A bit of luck under the moonlight. The service done under the moon's glow.
19. Darkness
Creatures of the night, secretive folk, weirdos who always wear black. Also those never stopped fearing bogeymen under closets.

Good night vision, tendency to blend in well into darkness. Rest the body somewhere nice and dark. Even better if it's hidden.
20. None- no great cosmic connection.
Listless and adrift. A person who is isolated and alone. Nothing, except they aren't registered by alignment based divination. There isn't one. They are bound to be a aimless specter.

Ideally, the table that is properly weighted so that more adventurer friendly alignments would show up more often than the less friendly ones. However since this is a un-definitive list, it's more meant to give you a gist of what the the alignments entails. The Boons table is meant to bring up examples rather than explicit bonuses, it's also the thing that is going to need the most playtesting, telling people to "adjust for taste" is a bit of a cope out. Even with the OSR's DIY mentality a system should have knobs to adjust and details to ignore.
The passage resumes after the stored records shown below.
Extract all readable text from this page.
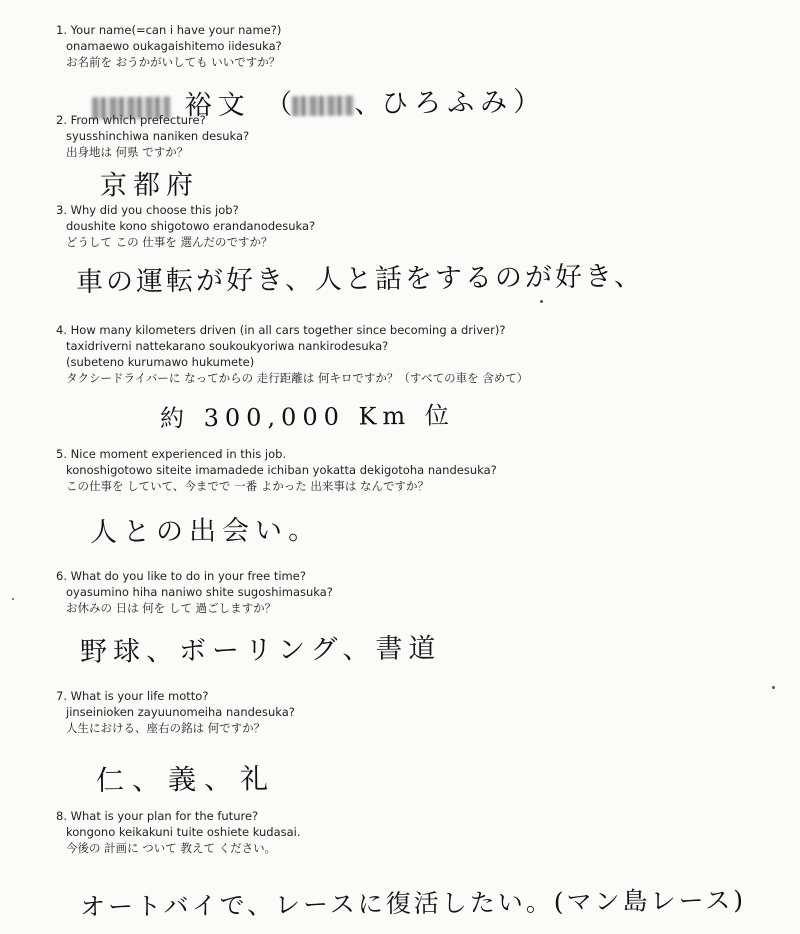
1. Your name(=can i have your name?)
onamaewo oukagaishitemo iidesuka?
お名前を おうかがいしても いいですか？
裕文 （ 、ひろふみ）
2. From which prefecture?
syusshinchiwa naniken desuka?
出身地は 何県 ですか？
京都府
3. Why did you choose this job?
doushite kono shigotowo erandanodesuka?
どうして この 仕事を 選んだのですか？
車の運転が好き、人と話をするのが好き、
4. How many kilometers driven (in all cars together since becoming a driver)?
taxidriverni nattekarano soukoukyoriwa nankirodesuka?
(subeteno kurumawo hukumete)
タクシードライバーに なってからの 走行距離は 何キロですか？（すべての車を 含めて）
約 300,000 Km 位
5. Nice moment experienced in this job.
konoshigotowo siteite imamadede ichiban yokatta dekigotoha nandesuka?
この仕事を していて、今までで 一番 よかった 出来事は なんですか？
人との出会い。
6. What do you like to do in your free time?
oyasumino hiha naniwo shite sugoshimasuka?
お休みの 日は 何を して 過ごしますか？
野球、ボーリング、書道
7. What is your life motto?
jinseinioken zayuunomeiha nandesuka?
人生における、座右の銘は 何ですか？
仁、義、礼
8. What is your plan for the future?
kongono keikakuni tuite oshiete kudasai.
今後の 計画に ついて 教えて ください。
オートバイで、レースに復活したい。(マン島レース)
World Building Implications:

  • Rather than a setting with a grand cosmic war, it leads to a complicated and messy world with various forces and people that care about their own personal problems and bump heads through that.
  • Aside from violence, the dead can be laid to rest by figuring out who they were as a person and by honoring them correctly.
    • Shamans, exorcists and so forth do this professionally.
  • Funeral rites are made important in a way that is obvious to players.
    • There is knobs and options in what they do that can be messed with, space for both hijinks and discovery.
  • Knowing things about someone's personality can give you insight in how to mess with them magically or how you don't want to mess with them.
  • Beings of the same alignment have come into conflict and that can be exploited by third parties.
  • The line between the mundane and the supernatural is more of a gradient that a solid line.
    • Does a mother tear someone to pieces in defense of her children because of a sudden burst of adrenaline or due by mystically evoking that it's her Family? Does this matter, is there actually a difference between the two.
    • Is that guy just very good at acting or is he's performance taping into something divine.
    • Magic is less of it's own force, but more what happens at the extremes of other forces.
      • That guy isn't lighting a fire without any implements because he's manipulating the aether, but because Fire likes him a lot.
      • There isn't a correct Unifed Theory of Magic, same way there isn't a Unifed Theory of Science.
      • Spells have alignments, that's why they can manipulate the world.
  • Friendship power is a thing.
  • Some great monsters are the direct decedents of great forces, and killing them will is tricky because of it.
  • The nature of these forces, whether they are beings, mediums we exist in, both, neither so forth, is the great topic of theological debate in the world.

Design Notes:
Like my last post this is more of synthesis of various tropes and ideas rather than anything new. It also associates these common tropes with each other in a way that would not be obvious otherwise. As a game mechanic it leans the game closer to storygame, by giving more focus to the internal lives of the characters. It also establishes relationships between various npcs and monsters that can be interacted with in interesting ways, so it doesn't stray to far from OSR design. Plus, it adds a fun element of character identity. There are a lot of questions about how this would work. How many alignments does a person get? Is it really necessary to have both Law and Chaos if you can have an antagonistic to either of them? Should alignments be more organised? Are some of these a bit too redundant? Is this system to convoluted to explain to people at the table when everyone is sitting around and making their characters?